Despite this improvement in the primary deficit, the broader fiscal situation remains concerning.

As President Tinubu’s administration continues to grapple with these fiscal pressures, experts have said that the government would continue to rely heavily on borrowings to bridge the gap.

In his budget presentation for 2024, President Tinubu had projected a budget deficit of N9.18trn for the fiscal year, down from the N13.78trn recorded in 2023.

He had outlined plans to finance the deficit through a mix of new borrowings totaling N7.83trn, N298.49bn from privatization proceeds, and N1.05 trn in drawdowns on multilateral and bilateral loans designated for specific developmental projects.

Experts also said the widening deficit and persistent revenue shortfall raise important questions about the sustainability of Nigeria’s fiscal path, especially as the global economic environment continues to evolve with high interest rates.

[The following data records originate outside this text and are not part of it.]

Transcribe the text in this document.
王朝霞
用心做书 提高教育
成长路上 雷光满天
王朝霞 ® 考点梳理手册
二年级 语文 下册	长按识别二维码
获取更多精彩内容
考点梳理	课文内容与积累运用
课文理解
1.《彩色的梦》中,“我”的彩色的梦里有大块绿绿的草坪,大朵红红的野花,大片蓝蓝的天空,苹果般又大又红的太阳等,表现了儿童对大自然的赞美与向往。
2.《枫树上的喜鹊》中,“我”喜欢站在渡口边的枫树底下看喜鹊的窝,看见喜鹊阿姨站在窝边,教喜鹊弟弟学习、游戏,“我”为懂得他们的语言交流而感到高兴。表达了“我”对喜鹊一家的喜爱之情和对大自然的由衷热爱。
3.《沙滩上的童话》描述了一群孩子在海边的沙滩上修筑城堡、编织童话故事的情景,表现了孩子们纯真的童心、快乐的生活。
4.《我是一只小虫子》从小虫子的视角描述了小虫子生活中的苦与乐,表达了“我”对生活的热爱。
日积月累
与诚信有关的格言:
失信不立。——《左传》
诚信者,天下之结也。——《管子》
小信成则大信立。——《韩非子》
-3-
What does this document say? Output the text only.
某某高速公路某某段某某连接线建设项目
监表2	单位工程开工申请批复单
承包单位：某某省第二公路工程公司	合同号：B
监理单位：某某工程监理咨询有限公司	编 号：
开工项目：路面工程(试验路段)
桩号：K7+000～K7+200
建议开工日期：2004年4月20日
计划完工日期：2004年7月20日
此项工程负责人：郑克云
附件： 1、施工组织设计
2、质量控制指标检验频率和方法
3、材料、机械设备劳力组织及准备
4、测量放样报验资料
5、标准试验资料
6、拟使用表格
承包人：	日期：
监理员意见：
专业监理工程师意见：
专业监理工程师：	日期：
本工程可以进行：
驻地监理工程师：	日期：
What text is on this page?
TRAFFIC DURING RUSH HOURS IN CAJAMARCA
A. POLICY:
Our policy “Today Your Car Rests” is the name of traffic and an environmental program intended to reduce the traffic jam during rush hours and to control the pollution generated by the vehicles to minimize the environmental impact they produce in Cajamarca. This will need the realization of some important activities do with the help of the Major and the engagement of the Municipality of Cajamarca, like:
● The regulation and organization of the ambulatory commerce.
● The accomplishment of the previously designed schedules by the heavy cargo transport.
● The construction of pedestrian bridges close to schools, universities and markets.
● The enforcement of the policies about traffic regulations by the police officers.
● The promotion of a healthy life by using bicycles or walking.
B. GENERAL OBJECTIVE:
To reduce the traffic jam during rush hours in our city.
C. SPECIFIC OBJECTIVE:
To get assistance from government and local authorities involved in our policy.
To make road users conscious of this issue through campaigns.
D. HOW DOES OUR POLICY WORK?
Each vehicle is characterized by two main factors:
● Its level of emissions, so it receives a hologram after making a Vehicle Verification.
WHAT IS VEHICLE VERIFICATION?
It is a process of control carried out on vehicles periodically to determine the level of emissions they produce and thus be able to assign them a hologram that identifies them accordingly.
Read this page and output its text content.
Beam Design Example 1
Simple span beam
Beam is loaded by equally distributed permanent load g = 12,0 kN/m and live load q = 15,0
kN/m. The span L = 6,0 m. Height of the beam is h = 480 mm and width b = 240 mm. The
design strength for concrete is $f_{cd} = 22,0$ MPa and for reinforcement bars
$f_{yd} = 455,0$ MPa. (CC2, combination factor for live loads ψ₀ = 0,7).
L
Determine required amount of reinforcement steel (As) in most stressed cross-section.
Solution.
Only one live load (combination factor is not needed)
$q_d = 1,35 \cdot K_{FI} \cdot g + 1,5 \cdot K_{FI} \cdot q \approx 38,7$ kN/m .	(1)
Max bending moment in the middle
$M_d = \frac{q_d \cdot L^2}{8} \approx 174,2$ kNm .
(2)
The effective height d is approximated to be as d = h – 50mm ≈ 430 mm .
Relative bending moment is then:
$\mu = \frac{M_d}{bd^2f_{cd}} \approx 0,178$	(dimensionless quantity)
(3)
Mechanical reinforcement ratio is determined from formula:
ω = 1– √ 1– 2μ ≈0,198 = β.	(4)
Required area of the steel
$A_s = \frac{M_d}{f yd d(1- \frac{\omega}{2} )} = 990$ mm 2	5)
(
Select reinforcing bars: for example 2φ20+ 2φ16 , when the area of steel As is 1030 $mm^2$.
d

The Registrar of the Chartered Institute of Finance and Control of Nigeria, Godwin Eohoi said to meet its fiscal targets, the government will need to implement aggressive reforms to boost non-oil revenues, reduce inefficiencies in expenditure, and possibly restructure some of its debt obligations.

Additionally, he said the emphasis on interest payments, which are projected to continue increasing in line with higher borrowing costs, will likely limit the scope for meaningful capital investments in key sectors such as infrastructure, healthcare, and education.

He said, “As the government continues to manage its fiscal affairs amid these challenges, the country could face even higher borrowing costs and increased pressure on the naira, making it essential for policymakers to find ways to reduce the deficit without sacrificing much-needed investments in national development.”